= Agricultural protectionism in Japan =

Agricultural Protectionism in Japan refers to the protection of farmers and the agricultural sector in Japan from international competition. The country has limited land to use for farming and until recent years, has been a protectionist country regarding agriculture. Farming in Japan has experienced economic inefficiency but has not dissuaded some Japanese from choosing to become either full or part-time farmers. In 2012 around 4% of the total work force in Japan was categorized as "agricultural workers", which was much higher than the United States (2.6%), England (1.5%) and Germany (2.8%). In order to support farming the Japanese government issued farmers massive grants. Due to increasing technology farming has increased in efficiency to where large rice fields can be harvested in about three days.

Japanese farms have also received support from the country's consumers, who are more likely to purchase domestically produced goods regardless of price, compared with goods produced in other countries.

== Politician influence ==
Farmers have received much political support in Japan. According to researchers such as Yusaku Horiuchi and Jun Saito, there are several possible reasons for this. One was that until the 1994 electoral reform, farmers were able to provide more organized political support such as votes, as consumers are more diffused and unorganized, making it difficult to collectively act and lobby. After the reform this became more difficult to accomplish and after the Japan Agricultural Cooperatives' decentralization reform in 2015 it became more difficult for farmers.

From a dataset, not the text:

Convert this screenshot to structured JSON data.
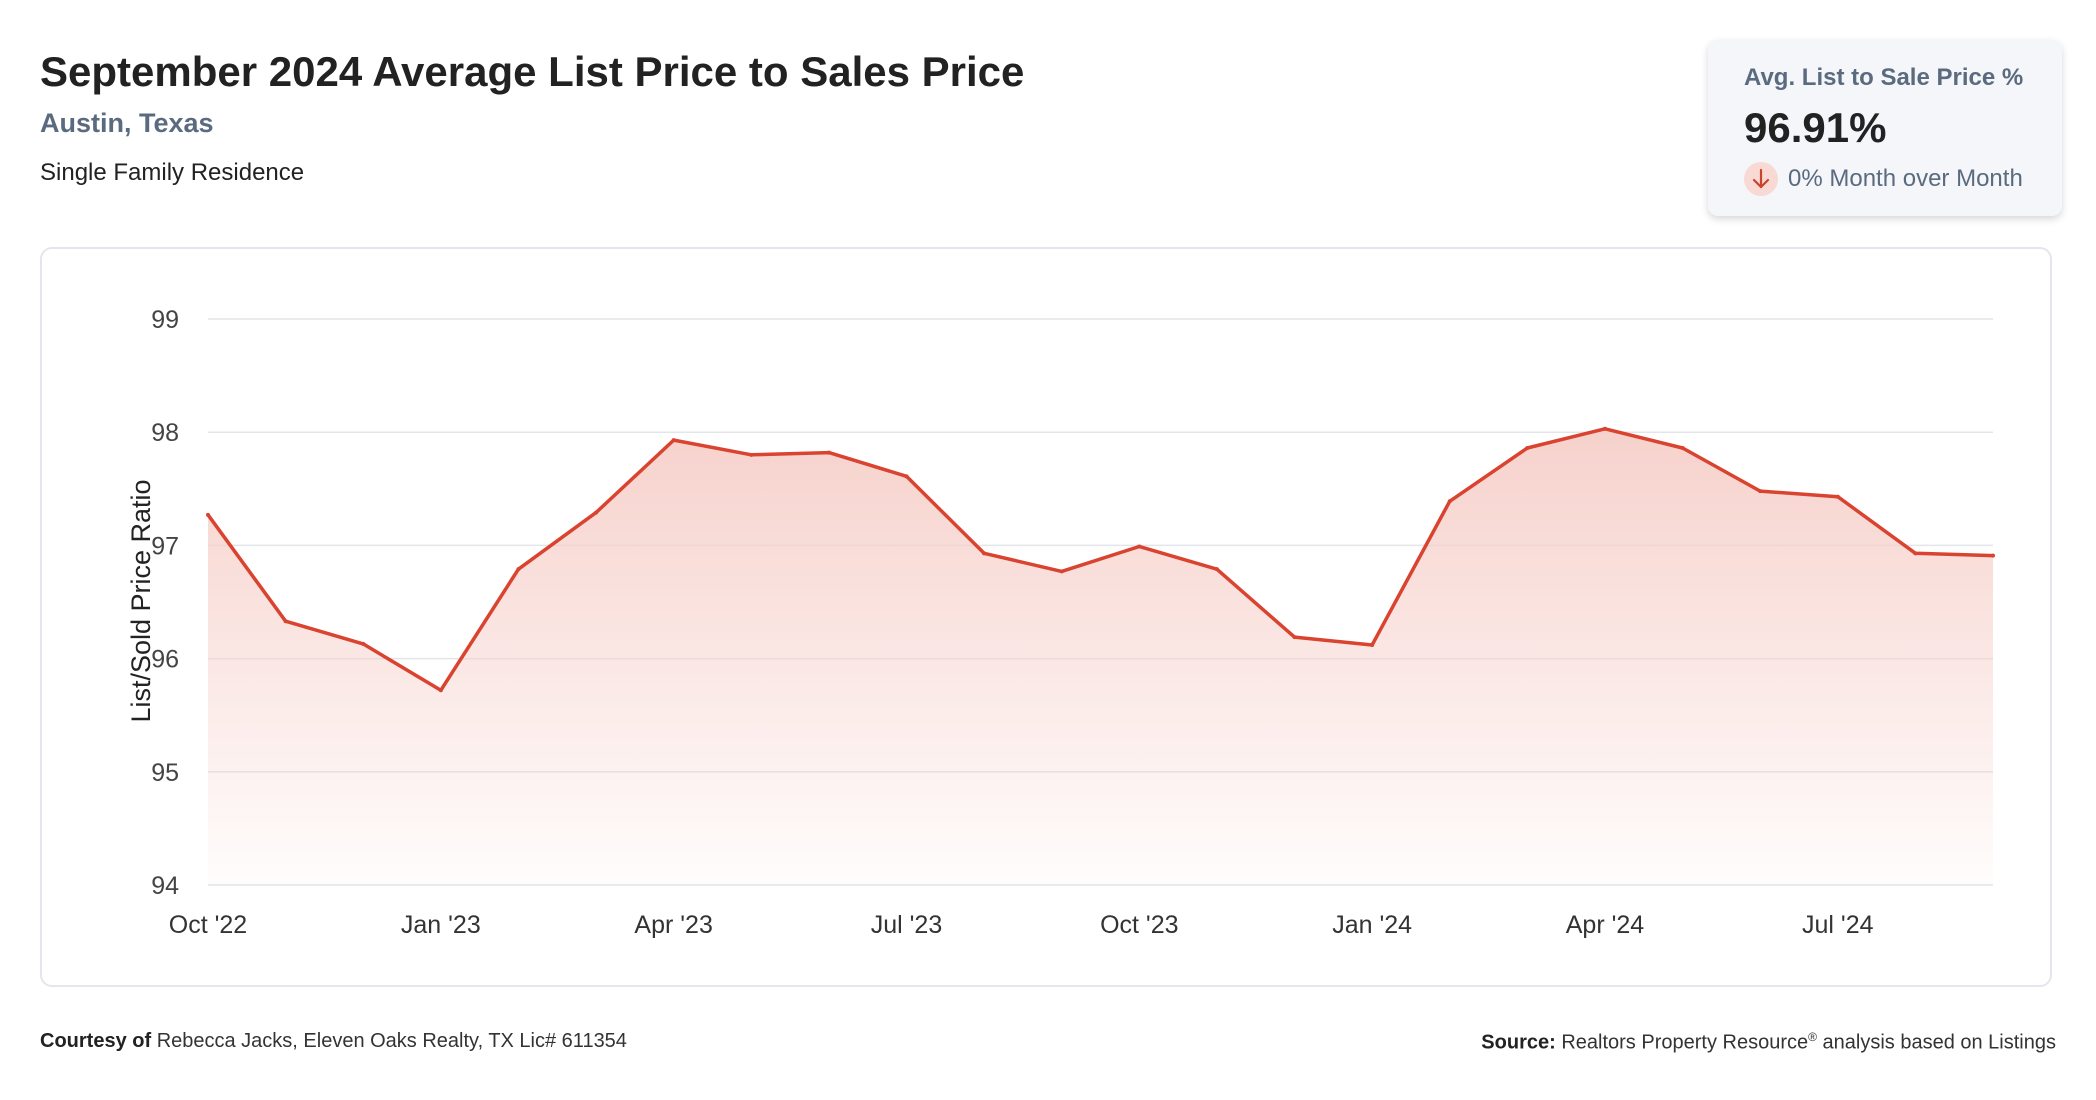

Another reason was that two of the biggest political parties of Japan made an effort to push for agricultural protectionism in Japan. The Liberal Democratic Party has been a pro-rural party since its establishment and the Democratic Party of Japan has also sought to get rural votes by advocating for income compensation for farmers. Two party competition & political mobilization around 2008 contributed to the government's increased effort to raise citizens’ concerns for food self-sufficiency issue.

== Food safety concerns ==
Other than politician influence on food protectionism, observers of Japan have thought that Japanese consumers seem to be willing to support the high price because of issues related with food safety as well. Possible disease and poison in import food made many Japanese worrisome and turned to domestic produced goods only. In 2001, China exported vegetables with pesticide residues to Japan. In 2004, bird flu was found in import from Thailand, Indonesia, etc. In 2008, dumplings imported from China were found to be poisoned. There were cases of unsafe food found in Japan as well. Mad-cow disease was found in Japanese beef in 2001. To best eliminate its negative effect, politicians quickly organized gathering to devour beef and invited mass media and ate beef in front of TV cameras to demonstrate its safety.

== Government policies and other institutions ==
The LDP & Ministry of Agriculture, Forestry and Fishery’s created a program called Food Action Nippon Program ("FAN"). The slogan for the program was "Everybody, let's increase the Food Self-Sufficiency Ratio!". It was aimed to educated consumers about Japan's low food self-sufficiency ratio and to encourage domestic consumption. In 2005, "Food Education" legislation was created to encourage using locally-grown food for public school lunches. Through this legislation, children were taught about local agriculture and food traditions and local farmers were benefited as well.

== Shift from food protectionism ==
Due to the aging of Japan and the decrease of couples having children, a large percent of the Japanese population is over the age of 65. Kazuhito Yamashita has claimed that this has resulted in an increase of government debt and makes agricultural protectionism no longer affordable. Japan, along with 10 other countries, negotiated the Trans-Pacific Partnership Agreement and member countries signed the agreement in 2016. The negotiation was aimed to eliminate tariffs on all products, without exceptions, within ten years from the conclusion. Yamashita also claims that trade liberalization is beneficial, as it lowers the food price and helps the government get rid of excessive subsidization of farmers.